14. En premier lieu, la décision prononçant une interdiction de retour sur le territoire français vise les dispositions du quatrième alinéa du III de l'article L. 511-1 du code de l'entrée et du séjour des étrangers et du droit d'asile et précise que " l'examen d'ensemble de la situation de l'intéressé a été effectué relativement à la durée de l'interdiction de retour au regard du huitième alinéa dudit III ". Le préfet, qui développe dans son arrêté l'ensemble des éléments relatifs à la durée de présence de l'intéressé sur le territoire français, la nature et de l'ancienneté de ses liens avec la France et précise qu'il a fait l'objet d'un signalement pour recel de bien provenant d'un vol, usage de chèque contrefait ou falsifié, doit être regardé comme ayant fait état, de manière suffisamment circonstanciée, des éléments de la situation de l'intéressé au vu desquels il a prononcé une décision d'interdiction de retour sur le territoire française et fixé sa durée à deux ans. Par suite, le moyen tiré de l'insuffisance de motivation doit être écarté.

15. En deuxième lieu, il ne ressort pas des pièces du dossier, eu égard notamment aux motifs retenus au point 3, que le préfet de la Seine-Saint-Denis aurait entaché sa décision d'une erreur de droit ou d'une erreur d'appréciation en prononçant à l'encontre de l'intéressé une interdiction de retour sur le territoire français d'une durée de deux ans.

16. En troisième et dernier lieu, par voie de conséquence du rejet des conclusions dirigées contre la décision portant obligation de quitter le territoire français, le moyen tiré de ce que la décision prononçant une interdiction de retour sur le territoire français serait dépourvue de base légale doit être écarté.

17. Il résulte de tout ce qui précède que M. C n'est pas fondé à demander l'annulation de l'arrêté en date du 18 février 2021 contesté. Par voie de conséquence, ses conclusions aux fins d'injonction et d'astreinte ainsi que celles présentées sur le fondement des dispositions de l'article 37 de la loi du 10 juillet 1991 et de l'article L. 761-1 du code de justice administrative doivent être rejetées.

D E C I D E :

Article 1er : La requête de M. C est rejetée.

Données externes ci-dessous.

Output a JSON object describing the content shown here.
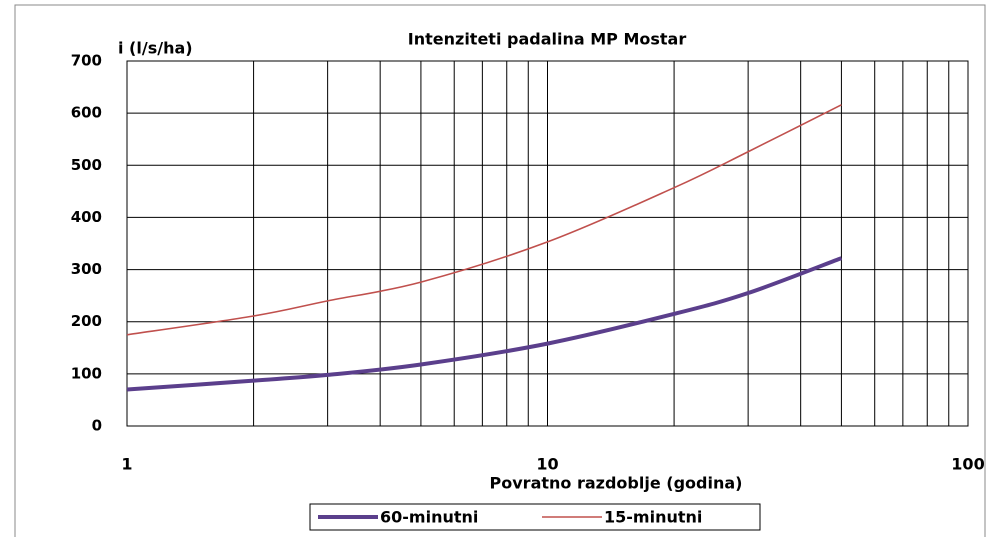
{
  "chart_data": {
    "type": "line",
    "title": "Intenziteti padalina MP Mostar",
    "y_label": "i (l/s/ha)",
    "x_label": "Povratno razdoblje (godina)",
    "x": [
      1,
      2,
      3,
      5,
      10,
      20,
      30,
      50
    ],
    "series": [
      {
        "name": "60-minutni",
        "color": "#5b3f8c",
        "values": [
          70,
          87,
          98,
          118,
          158,
          215,
          255,
          322
        ]
      },
      {
        "name": "15-minutni",
        "color": "#c0504d",
        "values": [
          175,
          211,
          240,
          276,
          353,
          457,
          526,
          616
        ]
      }
    ],
    "xlim": [
      1,
      100
    ],
    "xticks": [
      1,
      10,
      100
    ],
    "x_log": true,
    "ylim": [
      0,
      700
    ],
    "yticks": [
      0,
      100,
      200,
      300,
      400,
      500,
      600,
      700
    ],
    "grid": true,
    "legend": "bottom"
  }
}
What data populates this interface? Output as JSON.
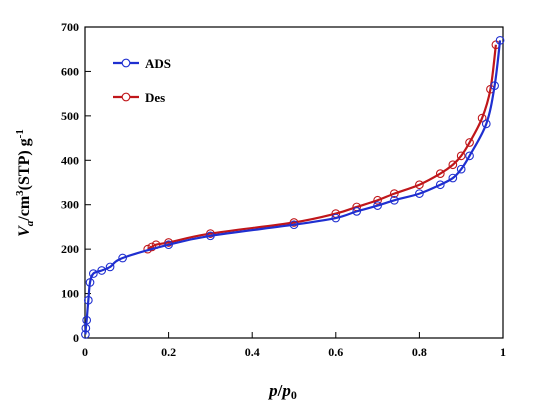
{
  "chart_data": {
    "type": "scatter",
    "title": "",
    "xlabel_parts": [
      "p",
      "/",
      "p",
      "0"
    ],
    "ylabel_parts": [
      "V",
      "a",
      "/cm",
      "3",
      "(STP) g",
      "-1"
    ],
    "xlim": [
      0,
      1
    ],
    "ylim": [
      0,
      700
    ],
    "x_ticks": [
      "0",
      "0.2",
      "0.4",
      "0.6",
      "0.8",
      "1"
    ],
    "y_ticks": [
      "0",
      "100",
      "200",
      "300",
      "400",
      "500",
      "600",
      "700"
    ],
    "grid": false,
    "legend_placement": "top-left",
    "series": [
      {
        "name": "ADS",
        "color": "#1f2fd0",
        "marker": "open-circle",
        "x": [
          0.001,
          0.002,
          0.004,
          0.008,
          0.012,
          0.02,
          0.04,
          0.06,
          0.09,
          0.2,
          0.3,
          0.5,
          0.6,
          0.65,
          0.7,
          0.74,
          0.8,
          0.85,
          0.88,
          0.9,
          0.92,
          0.96,
          0.98,
          0.993
        ],
        "y": [
          8,
          22,
          40,
          85,
          125,
          145,
          152,
          160,
          180,
          210,
          230,
          255,
          270,
          285,
          298,
          310,
          325,
          345,
          360,
          380,
          410,
          482,
          568,
          670
        ]
      },
      {
        "name": "Des",
        "color": "#c0161a",
        "marker": "open-circle",
        "x": [
          0.15,
          0.16,
          0.17,
          0.2,
          0.3,
          0.5,
          0.6,
          0.65,
          0.7,
          0.74,
          0.8,
          0.85,
          0.88,
          0.9,
          0.92,
          0.95,
          0.97,
          0.983
        ],
        "y": [
          200,
          205,
          210,
          215,
          235,
          260,
          280,
          295,
          310,
          325,
          345,
          370,
          390,
          410,
          440,
          495,
          560,
          660
        ]
      }
    ]
  }
}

Article 2 : Le présent jugement sera notifié à M. A C et au préfet de la Seine-Saint-Denis.

Délibéré après l'audience du 30 septembre 2022, à laquelle siégeaient :

Mme Salzmann, présidente,

Mme de Bouttemont, première conseillère,

M. L'hôte, premier conseiller.

Rendu public par mise à disposition au greffe le 14 octobre 2022.

La rapporteure,La présidenteSigné Signé Mme de BouttemontMme ELa greffière,Signé Mme B

La République mande et ordonne au préfet de la Seine-Saint-Denis, en ce qui le concerne et à tous commissaires de justice à ce requis en ce qui concerne les voies de droit commun, contre les parties privées, de pourvoir à l'exécution de la présente décision.